I wanted to have a full-fidelity approach to the disk image creation, so I had to extend both machfs and XADMaster to preserve and copy Finder metadata like icon positions and timestamps. There was definitely some cognitive dissonance in dealing with late 80s structures in Python 3 and TypeScript.

Interacting With The Outside World

Basilisk II supports mounting a directory from the “host” into the Mac (via the ExtFS module). In this case the host is the pseudo-POSIX file system that Emscripten creates, which has an API. It thus seemed possible to handle files being dragged into the emulator by reading them on the browser side and sending the contents over to the worker where the emulator runs, and creating them in a “Downloads” folder. That worked out well, especially once I switched a custom lazy file implementation and fixed encoding issues.

To get files out, the reverse process can be used, where files in a special “Uploads” folder are watched, and when new ones appear, the contents are sent to the browser (as a single zip file in the case of directories).

Persistence

While Emscripten has an IDBFS mode where changes to the filesystem are persisted via IndexedDB, it’s not a good fit for the emulator, since it relies on there being an event loop, which is not the case in the emulator worker. Instead I used an approach similar to uploading to send the contents of a third ExtFS “Saved” directory, which can then be persisted using IndexedDB on the browser side.

Performance

The emulator using 100% of the CPU seems like a fundamental limitation — it’s simulating another CPU, and there’s always another instruction for it to run. However, Basilisk II is working at a slightly higher-level, and it knows when the Mac is idle (and waiting for the user input), and allows the host to intercept this and yield execution. I made that work in the browser-based version by using Atomics to wait until either there was user input or a screen refresh was required, which dropped CPU utilization significantly. A previous blog post has more details, including the hoops required to get it working in Safari (which are thankfully not required with Safari 15.2).

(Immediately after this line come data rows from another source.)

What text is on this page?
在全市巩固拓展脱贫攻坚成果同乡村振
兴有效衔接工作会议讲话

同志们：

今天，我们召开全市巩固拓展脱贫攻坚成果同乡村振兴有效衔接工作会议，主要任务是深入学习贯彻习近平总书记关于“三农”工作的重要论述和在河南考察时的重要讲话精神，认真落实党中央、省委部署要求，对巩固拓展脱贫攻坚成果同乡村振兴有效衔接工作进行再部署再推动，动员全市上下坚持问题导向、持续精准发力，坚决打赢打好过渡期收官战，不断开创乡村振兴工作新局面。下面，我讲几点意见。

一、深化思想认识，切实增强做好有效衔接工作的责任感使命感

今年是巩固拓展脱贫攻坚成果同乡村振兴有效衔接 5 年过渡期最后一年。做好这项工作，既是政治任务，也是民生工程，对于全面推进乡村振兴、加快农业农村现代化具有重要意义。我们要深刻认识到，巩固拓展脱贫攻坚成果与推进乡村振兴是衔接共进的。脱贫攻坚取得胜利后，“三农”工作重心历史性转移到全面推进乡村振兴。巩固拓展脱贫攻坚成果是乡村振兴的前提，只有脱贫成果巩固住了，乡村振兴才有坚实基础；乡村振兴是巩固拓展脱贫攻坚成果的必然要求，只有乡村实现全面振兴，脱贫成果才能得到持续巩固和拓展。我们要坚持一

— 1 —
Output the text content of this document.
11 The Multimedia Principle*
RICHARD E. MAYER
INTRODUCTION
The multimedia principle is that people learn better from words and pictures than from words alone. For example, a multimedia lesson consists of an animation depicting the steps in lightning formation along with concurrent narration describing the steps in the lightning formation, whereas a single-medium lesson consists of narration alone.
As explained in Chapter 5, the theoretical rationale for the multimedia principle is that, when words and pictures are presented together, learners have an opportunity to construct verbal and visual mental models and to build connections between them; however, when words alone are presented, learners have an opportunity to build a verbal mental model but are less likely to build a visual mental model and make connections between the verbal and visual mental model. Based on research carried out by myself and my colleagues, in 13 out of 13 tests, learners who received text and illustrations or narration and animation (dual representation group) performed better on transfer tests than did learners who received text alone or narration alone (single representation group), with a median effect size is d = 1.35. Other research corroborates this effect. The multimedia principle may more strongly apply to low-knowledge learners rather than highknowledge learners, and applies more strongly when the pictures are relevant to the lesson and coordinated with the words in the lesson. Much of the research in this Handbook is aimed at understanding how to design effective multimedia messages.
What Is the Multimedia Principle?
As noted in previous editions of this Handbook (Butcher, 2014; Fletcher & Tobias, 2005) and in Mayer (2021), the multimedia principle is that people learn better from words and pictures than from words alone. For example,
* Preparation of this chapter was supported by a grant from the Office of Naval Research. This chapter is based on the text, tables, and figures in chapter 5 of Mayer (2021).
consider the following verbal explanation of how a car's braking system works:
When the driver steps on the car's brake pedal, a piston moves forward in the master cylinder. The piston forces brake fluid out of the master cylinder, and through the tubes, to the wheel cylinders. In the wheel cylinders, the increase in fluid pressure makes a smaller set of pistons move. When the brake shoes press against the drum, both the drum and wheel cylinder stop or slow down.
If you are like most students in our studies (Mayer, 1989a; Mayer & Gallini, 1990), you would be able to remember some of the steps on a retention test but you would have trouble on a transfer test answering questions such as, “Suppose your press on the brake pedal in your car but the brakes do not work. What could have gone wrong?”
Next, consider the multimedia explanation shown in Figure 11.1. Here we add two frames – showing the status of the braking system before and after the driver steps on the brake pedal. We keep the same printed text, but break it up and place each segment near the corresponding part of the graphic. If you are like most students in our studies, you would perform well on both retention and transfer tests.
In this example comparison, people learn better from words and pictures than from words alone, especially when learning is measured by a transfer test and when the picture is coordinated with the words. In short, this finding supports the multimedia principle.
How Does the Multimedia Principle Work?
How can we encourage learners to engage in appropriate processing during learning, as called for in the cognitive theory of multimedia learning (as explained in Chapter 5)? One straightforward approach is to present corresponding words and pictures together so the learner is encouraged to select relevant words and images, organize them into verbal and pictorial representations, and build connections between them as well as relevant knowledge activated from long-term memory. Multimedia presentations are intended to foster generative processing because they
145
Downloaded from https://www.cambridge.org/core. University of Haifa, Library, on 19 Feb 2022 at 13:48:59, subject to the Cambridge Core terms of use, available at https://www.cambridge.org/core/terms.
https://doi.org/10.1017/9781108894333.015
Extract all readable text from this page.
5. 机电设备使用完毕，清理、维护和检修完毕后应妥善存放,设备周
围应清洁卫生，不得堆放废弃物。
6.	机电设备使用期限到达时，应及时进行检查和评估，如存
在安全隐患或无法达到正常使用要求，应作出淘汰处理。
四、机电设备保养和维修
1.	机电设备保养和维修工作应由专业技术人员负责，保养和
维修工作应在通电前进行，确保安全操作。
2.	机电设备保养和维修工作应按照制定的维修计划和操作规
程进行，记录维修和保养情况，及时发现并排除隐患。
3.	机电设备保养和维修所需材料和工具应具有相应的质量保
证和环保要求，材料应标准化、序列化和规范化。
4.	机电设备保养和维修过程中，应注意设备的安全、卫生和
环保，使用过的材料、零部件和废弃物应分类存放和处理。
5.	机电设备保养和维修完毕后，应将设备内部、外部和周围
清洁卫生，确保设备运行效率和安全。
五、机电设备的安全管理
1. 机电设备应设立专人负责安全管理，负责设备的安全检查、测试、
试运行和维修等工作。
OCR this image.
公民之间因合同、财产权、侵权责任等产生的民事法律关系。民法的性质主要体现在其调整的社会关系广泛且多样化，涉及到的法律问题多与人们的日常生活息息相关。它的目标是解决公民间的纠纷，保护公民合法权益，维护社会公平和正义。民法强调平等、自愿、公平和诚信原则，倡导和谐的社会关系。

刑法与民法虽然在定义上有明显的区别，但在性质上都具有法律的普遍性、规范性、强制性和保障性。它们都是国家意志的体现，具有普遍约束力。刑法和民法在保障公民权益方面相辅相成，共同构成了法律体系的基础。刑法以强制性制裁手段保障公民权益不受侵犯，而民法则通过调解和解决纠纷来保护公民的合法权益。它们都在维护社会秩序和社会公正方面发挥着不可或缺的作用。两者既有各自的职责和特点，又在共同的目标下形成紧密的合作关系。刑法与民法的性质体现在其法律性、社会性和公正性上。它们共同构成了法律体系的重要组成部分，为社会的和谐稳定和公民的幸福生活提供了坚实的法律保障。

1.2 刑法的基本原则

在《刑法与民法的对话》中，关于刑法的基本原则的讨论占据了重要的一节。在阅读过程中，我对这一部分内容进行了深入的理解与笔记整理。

The bulk of the remaining time was spent updating the screen, so I made some optimizations there to do less per-pixel manipulation, avoid some copies altogether, and not send the screen contents when they haven’t changed since the last frame.

The outcome of all this is that the emulator idles at ~13% of the CPU, which makes it much less disruptive to be left in the background.

Odds and Ends

There were a bunch more polish changes to improve the experience: making it responsive to bigger and smaller screens, handling touch events so that it’s usable on an iPad (though double-taps are still tricky), fixing the scaling to preserve crispness, handling other color modes, better keyboard mapping, and much more.